Artist

Bonnie Bishop

Genre: Country ,Country-Pop ,Adult Contemporary R&B ,Adult Alternative Pop / Rock ,Contemporary Singer/Songwriter ,New Traditionalist ,Blue-Eyed Soul ,Soul
Origin: U.S.A
Listen on Coda
Many listeners first came to know Bonnie Bishop through her songwriting, yet more than ten years elapsed in her recording history before the 2016 album Ain't Who I Was appeared and fully united her gifts as a singer. She surfaced initially amid Texas’s thriving community of songwriters and performers, crafting and delivering country-inflected pieces that kept her busy on the Lone Star State’s honky-tonk stages with material steeped in hard-earned insights about love. Although Long Way Home (2004) and Soft to the Touch (2005) earned modest success, wider attention arrived only after Bonnie Raitt recorded “Ain’t Gonna Let You Go” in 2012 and “The Best Songs Come from Broken Hearts” featured on the series Nashville in 2013. Following a hiatus from stage and studio work, Bishop adopted a tougher, more soul-oriented style on Ain't Who I Was that earned fresh critical and audience acclaim.
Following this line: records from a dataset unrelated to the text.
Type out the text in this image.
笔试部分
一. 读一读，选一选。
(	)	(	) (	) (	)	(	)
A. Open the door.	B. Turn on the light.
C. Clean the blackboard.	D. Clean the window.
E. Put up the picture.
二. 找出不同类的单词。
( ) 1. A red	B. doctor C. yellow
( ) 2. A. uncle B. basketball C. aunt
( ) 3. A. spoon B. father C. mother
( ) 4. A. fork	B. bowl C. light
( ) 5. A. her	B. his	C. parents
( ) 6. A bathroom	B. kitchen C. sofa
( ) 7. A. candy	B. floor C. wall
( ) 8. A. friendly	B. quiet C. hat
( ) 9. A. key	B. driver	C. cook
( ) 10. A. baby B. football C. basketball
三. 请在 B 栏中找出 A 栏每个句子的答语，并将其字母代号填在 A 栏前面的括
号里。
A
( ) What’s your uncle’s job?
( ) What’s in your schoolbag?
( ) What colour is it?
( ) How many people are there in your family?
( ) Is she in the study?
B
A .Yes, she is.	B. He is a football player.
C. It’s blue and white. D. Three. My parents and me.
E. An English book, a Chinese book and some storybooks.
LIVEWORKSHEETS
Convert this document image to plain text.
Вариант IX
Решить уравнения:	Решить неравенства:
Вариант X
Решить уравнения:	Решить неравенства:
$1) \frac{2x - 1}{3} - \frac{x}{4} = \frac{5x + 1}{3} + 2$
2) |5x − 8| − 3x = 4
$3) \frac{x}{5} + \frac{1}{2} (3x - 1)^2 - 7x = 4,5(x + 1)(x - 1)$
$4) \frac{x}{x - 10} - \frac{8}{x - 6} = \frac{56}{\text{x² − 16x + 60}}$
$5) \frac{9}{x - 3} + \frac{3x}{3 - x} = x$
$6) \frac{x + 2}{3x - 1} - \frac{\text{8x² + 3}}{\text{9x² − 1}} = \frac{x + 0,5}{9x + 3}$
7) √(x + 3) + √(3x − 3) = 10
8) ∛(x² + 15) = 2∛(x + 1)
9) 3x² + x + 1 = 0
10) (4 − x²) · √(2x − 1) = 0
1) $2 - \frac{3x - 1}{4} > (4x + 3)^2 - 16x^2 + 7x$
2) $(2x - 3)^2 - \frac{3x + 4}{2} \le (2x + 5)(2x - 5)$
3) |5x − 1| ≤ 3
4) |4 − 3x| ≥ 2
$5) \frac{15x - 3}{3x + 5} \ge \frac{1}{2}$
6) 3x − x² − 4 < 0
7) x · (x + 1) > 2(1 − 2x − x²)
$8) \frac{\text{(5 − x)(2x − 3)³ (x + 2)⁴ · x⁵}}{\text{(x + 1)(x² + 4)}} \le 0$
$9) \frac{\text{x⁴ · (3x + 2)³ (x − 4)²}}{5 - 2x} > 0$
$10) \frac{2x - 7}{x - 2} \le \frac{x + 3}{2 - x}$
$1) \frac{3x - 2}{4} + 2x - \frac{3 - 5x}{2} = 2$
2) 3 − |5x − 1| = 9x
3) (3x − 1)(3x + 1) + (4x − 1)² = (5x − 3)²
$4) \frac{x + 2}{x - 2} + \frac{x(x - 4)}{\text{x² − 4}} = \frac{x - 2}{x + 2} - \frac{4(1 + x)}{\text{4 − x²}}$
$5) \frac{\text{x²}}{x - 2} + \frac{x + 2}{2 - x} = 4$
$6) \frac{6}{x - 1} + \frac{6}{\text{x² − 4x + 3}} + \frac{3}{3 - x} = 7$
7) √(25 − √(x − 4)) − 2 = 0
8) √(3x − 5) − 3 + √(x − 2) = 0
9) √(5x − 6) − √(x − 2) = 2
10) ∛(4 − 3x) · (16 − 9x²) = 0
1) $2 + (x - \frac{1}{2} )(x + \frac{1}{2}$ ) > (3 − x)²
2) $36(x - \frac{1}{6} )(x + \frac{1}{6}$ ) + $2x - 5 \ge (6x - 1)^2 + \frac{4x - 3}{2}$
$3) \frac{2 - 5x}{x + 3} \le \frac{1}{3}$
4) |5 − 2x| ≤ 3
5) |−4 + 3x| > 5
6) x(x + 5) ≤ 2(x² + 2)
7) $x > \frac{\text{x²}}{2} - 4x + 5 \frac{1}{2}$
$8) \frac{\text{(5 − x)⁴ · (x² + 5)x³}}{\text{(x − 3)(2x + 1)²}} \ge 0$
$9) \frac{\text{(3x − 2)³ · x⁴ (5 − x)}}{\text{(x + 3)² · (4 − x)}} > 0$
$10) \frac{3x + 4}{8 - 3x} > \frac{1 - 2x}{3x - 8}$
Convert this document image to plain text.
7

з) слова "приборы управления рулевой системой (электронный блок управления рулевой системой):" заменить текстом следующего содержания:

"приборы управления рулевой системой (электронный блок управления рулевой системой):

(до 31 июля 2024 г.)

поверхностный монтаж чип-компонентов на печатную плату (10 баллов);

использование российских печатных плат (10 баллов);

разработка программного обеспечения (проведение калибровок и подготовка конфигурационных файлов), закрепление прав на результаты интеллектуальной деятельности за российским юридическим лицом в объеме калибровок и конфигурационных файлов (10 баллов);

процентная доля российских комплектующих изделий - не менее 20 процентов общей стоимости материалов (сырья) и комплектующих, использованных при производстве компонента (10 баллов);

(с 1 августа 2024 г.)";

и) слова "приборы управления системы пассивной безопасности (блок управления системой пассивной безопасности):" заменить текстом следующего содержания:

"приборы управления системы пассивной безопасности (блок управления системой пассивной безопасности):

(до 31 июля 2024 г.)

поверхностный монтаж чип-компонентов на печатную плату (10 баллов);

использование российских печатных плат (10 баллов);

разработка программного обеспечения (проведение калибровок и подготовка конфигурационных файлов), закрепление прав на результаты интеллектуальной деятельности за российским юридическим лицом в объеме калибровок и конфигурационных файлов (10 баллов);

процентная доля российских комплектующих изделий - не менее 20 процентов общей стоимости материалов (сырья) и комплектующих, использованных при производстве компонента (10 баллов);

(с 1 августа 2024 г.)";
She spent her early years in Houston, Texas, where she immersed herself in her parents’ vintage soul records and sang Aretha Franklin and Otis Redding numbers for relatives at family events. High-school involvement in musical theater and classical vocal training gave way, upon enrollment at the University of Texas in Austin, to a temporary shift toward sociology studies that sidelined music for a time. Songwriting continued nonetheless, and after graduation she returned to performing on Austin’s active club circuit. Eventually she assembled a band, maintained a steady touring schedule across Texas, and built support among both listeners and fellow musicians.

Bishop issued a four-song EP in 2002 that included guitar contributions from multi-instrumentalist Lloyd Maines; two years later her debut full-length, Long Way Home, arrived on her own BB Music imprint. She next partnered with Smith Music for 2005’s Soft to the Touch, whose title track she co-wrote with Texas songwriting figure Ray Wylie Hubbard. An acoustic live set, Bonnie Bishop and Friends: Live @ Magnolia Avenue Salon, followed in 2006, after which Robert Earl Keen invited her to open his shows, broadening her reach beyond the Southwest.

Her 2007 move to Nashville secured a publishing agreement that led to collaborations with Jimmy Wallace, Mike Reid, and former NRBQ guitarist Al Anderson. Work with Anderson culminated when Bonnie Raitt included their composition “Ain’t Gonna Let You Go” on the Grammy-winning 2012 album Slipstream, honored as Best Americana Album. Bishop’s own 2012 release Free, however, drew scant notice, prompting her to step away from relentless touring and consider creative writing courses while reassessing her path. During that interval, her song “The Best Songs Come from Broken Hearts,” co-written with Ronnie Rogers, received prominent placement on Nashville, performed by Rayna Jaymes (Connie Britton) at the Grand Ole Opry.

Thirty Tigers later expressed interest in a new project, pairing her with producer Dave Cobb, whose prior credits included Chris Stapleton, Jason Isbell, Sturgill Simpson, and Brandi Carlile. Cobb encouraged Bishop to develop the soulful dimension of her voice, spotlighting both her passionate delivery and emotionally sharp songcraft on the 2016 album Ain't Who I Was, which critics embraced and which relaunched her performing career. She followed it with the more expansive and personally reflective 2019 release The Walk, produced by Steve Jordan.